Are you losing money by making inbred matings?

Dairy Pipeline: January 2001

Bennet Cassell
Extension Dairy Scientist
Genetics and Management

Are you losing money by making inbred matings? Each 1% increase in inbreeding in a mating will cost about $24 in lifetime profit from the calf. A few minutes of planning can avoid most of those losses. Of nearly 600 Holstein bulls actively marketed in our area, over a third are sired by one of eight different bulls. Luke has 36 sons in those 600 bulls. Aerostar, and his half brother, Prelude account for 32 and 21 sons, respectively. Elton has 36 sons, Blackstar and Mandel each have 24 sons, Bellwood has 23 sons and Leadman has 20 sons in that group of 600 bulls. Most of these "sires of sons" are related among themselves through Elevation and Chief lines of breeding. What individual dairy farmers need to watch are matings that are closer than they realize. If you breed an Elton daughter back to one of those Elton sons, you have just made a half-sib mating that produces at least 12.5% inbreeding that costs about $300 in lifetime profit. Most breeders wouldn't miss that one very often, but some relationships are harder to pick up when a mating sire is chosen. For instance, Blackstar has had proven sons in AI for several years, and many cows in Virginia herds are sired by Blackstar sons.
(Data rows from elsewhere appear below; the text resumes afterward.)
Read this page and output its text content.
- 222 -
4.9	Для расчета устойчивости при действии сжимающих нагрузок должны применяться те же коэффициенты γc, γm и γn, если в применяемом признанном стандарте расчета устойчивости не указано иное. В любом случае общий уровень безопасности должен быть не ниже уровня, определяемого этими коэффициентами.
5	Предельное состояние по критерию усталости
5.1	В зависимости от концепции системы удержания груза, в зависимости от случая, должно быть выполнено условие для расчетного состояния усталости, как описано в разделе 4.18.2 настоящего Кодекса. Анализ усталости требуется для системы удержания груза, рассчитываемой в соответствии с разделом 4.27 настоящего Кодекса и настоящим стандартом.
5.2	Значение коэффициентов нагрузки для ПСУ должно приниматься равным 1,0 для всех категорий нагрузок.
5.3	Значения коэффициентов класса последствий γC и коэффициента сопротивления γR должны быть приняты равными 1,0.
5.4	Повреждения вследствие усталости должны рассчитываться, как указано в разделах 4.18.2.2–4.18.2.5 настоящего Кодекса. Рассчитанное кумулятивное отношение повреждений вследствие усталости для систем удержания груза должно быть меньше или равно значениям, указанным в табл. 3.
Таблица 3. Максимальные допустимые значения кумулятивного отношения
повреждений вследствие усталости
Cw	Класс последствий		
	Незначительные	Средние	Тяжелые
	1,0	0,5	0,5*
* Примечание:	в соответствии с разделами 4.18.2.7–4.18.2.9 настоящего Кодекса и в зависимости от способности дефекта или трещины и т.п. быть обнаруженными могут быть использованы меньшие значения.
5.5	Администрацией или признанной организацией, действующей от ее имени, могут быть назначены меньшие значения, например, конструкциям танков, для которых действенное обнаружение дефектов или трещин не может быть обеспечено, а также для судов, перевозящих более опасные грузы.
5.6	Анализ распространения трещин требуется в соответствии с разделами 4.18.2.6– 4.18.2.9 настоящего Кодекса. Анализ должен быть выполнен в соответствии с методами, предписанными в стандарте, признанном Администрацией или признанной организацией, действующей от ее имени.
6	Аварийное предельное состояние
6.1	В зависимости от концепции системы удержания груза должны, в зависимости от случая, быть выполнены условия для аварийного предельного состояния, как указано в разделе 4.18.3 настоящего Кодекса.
If you mate one of those cows to one of those 24 Blackstar sons still being marketed, the resulting inbreeding is at least 6.25%. The loss in lifetime profit is about $150 compared to a mating that produces no inbreeding. Another mating that generates 6.25% inbreeding occurs when the sire of the cow and the maternal grandsire of the bull are the same. Jersey breeders face even greater challenges from inbreeding, because the number of bulls available are more limited. Of almost 100 Jersey sires in the AI marketplace, 26 are sired by Berretta. Alf, Lester, and Sooner account for another 26 sons, so those four bulls are sires of over half the Jersey bulls currently available. It does pay to watch pedigrees when service sires are chosen. You cannot "un-inbreed" a calf after the mating is made.